Il Prof. Giangiorgio Pasqualotto, docente di filosofia all’Università di Padova, arricchisce con la sua chiarissima introduzione di circa cinquanta pagine quest’opera fondamentale della moderna filosofia giapponese. L’introduzione del Prof. Pasqualotto è un testo nel testo e unisce una profonda conoscenza del pensiero d’occidente e d’oriente, raramente capita di leggere studi così ben fatti.
L’“esperienza pura” (純粋経験, junsui keiken) è il concetto fondamentale che sostiene lo sviluppo dell’intero libro. A essa è dedicata tutta la prima parte, che si suddivide a sua volta in quattro paragrafi: il primo, intitolato ugualmente L’esperienza pura, cerca di fornire un primo chiarimento fondamentale di cosa sia l’esperienza pura. I tre successivi, intitolati Il pensiero, La volontà, L’intuizione intellettuale, cercano di dimostrare di volta in volta come pensiero, volontà e intuizione intellettuale siano altrettanti modi dell’esperienza pura. […] Con la definizione del concetto di esperienza pura, posto all’inizio di Uno studio sul bene, prende per la prima volta forma quel tentativo di combinare in qualche modo zen e filosofia, di cui Nishida spiegava come per lui l’essenziale dello zen consistesse nel «coglimento del reale» (現実把握, genjitsuhaaku). La prima formulazione filosofica di un tale coglimento del reale è racchiusa dunque nella definizione dell’esperienza pura da cui si origina e a cui continuamente ritornerà, in un incessante lavoro di creazione di concetti, tutto il pensiero nishidiano.
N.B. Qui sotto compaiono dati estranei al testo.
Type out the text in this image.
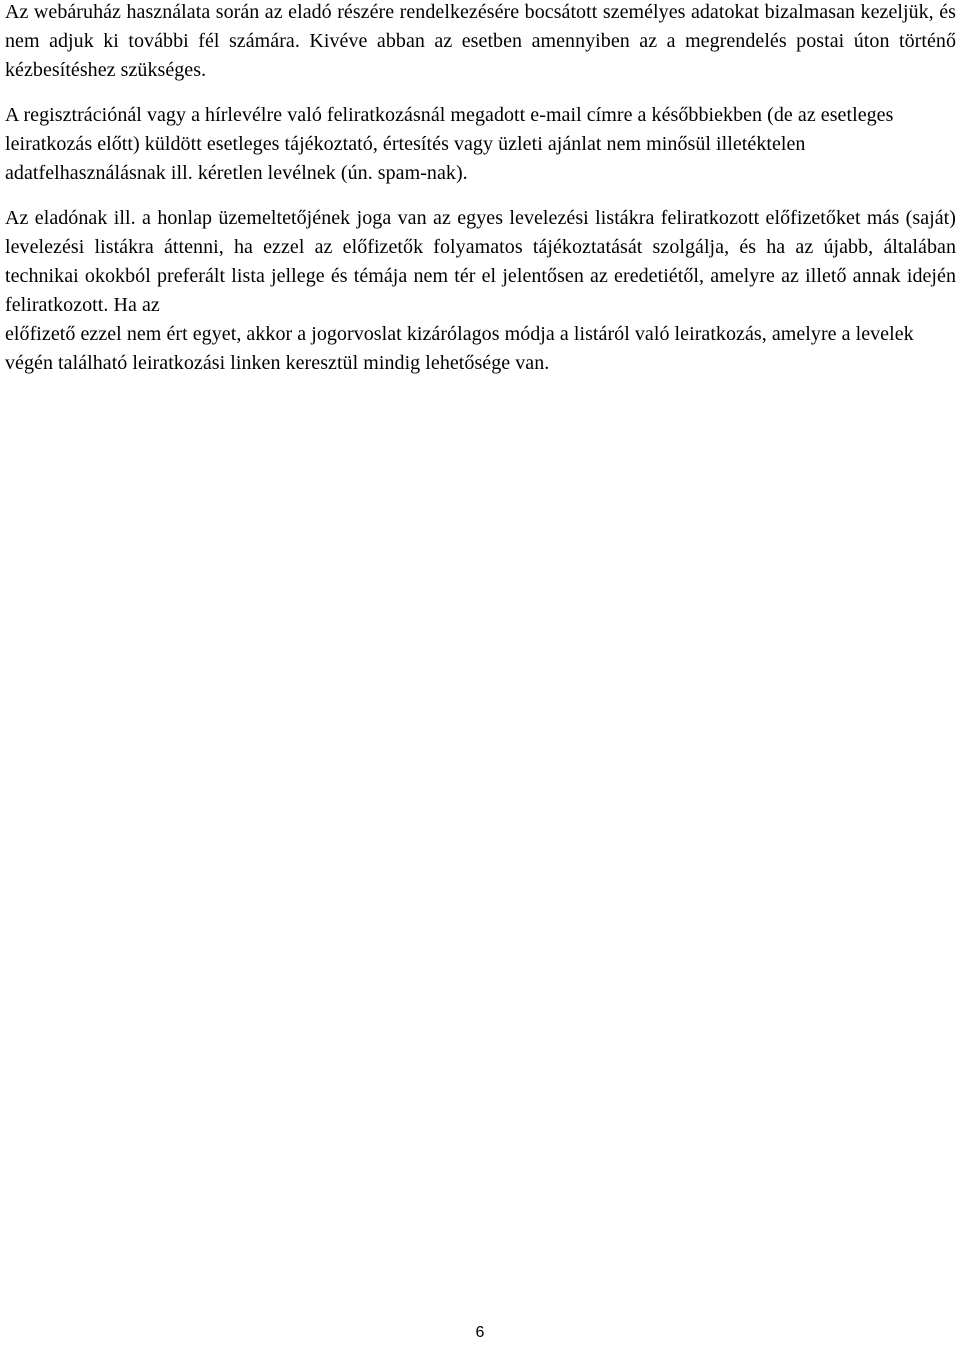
Az webáruház használata során az eladó részére rendelkezésére bocsátott személyes adatokat bizalmasan kezeljük, és nem adjuk ki további fél számára. Kivéve abban az esetben amennyiben az a megrendelés postai úton történő kézbesítéshez szükséges.

A regisztrációnál vagy a hírlevélre való feliratkozásnál megadott e-mail címre a későbbiekben (de az esetleges leiratkozás előtt) küldött esetleges tájékoztató, értesítés vagy üzleti ajánlat nem minősül illetéktelen adatfelhasználásnak ill. kéretlen levélnek (ún. spam-nak).

Az eladónak ill. a honlap üzemeltetőjének joga van az egyes levelezési listákra feliratkozott előfizetőket más (saját) levelezési listákra áttenni, ha ezzel az előfizetők folyamatos tájékoztatását szolgálja, és ha az újabb, általában technikai okokból preferált lista jellege és témája nem tér el jelentősen az eredetiétől, amelyre az illető annak idején feliratkozott. Ha az

előfizető ezzel nem ért egyet, akkor a jogorvoslat kizárólagos módja a listáról való leiratkozás, amelyre a levelek végén található leiratkozási linken keresztül mindig lehetősége van.

6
Fare esperienza significa conoscere il reale concreto così com’è. È conoscere in conformità al reale concreto, tralasciando completamente ogni intromissione da parte nostra. Puro è in senso proprio lo stato dell’esperienza così com’è, senza nessuna aggiunta del discernimento riflessivo, dato che di solito a ciò che si dice esperienza si mescola in realtà un qualche pensiero. Per esempio, nell’attimo in cui si vedono colori o si sentono suoni, «puro» indica non solo l’assenza del pensiero che questi suoni e colori siano dovuti all’azione degli oggetti esterni o che sia l’io a percepirli, ma «puro» connota un’anteriorità persino rispetto all’aggiunta del giudizio su cosa siano questi colori e questi suoni. Per questo l’esperienza pura è identica all’esperienza immediata. Quando si fa esperienza direttamente del proprio stato di coscienza non ci sono ancora né soggetto né oggetto, la conoscenza e il suo oggetto sono completamente unificati. Questo è il modo più puro dell’esperienza.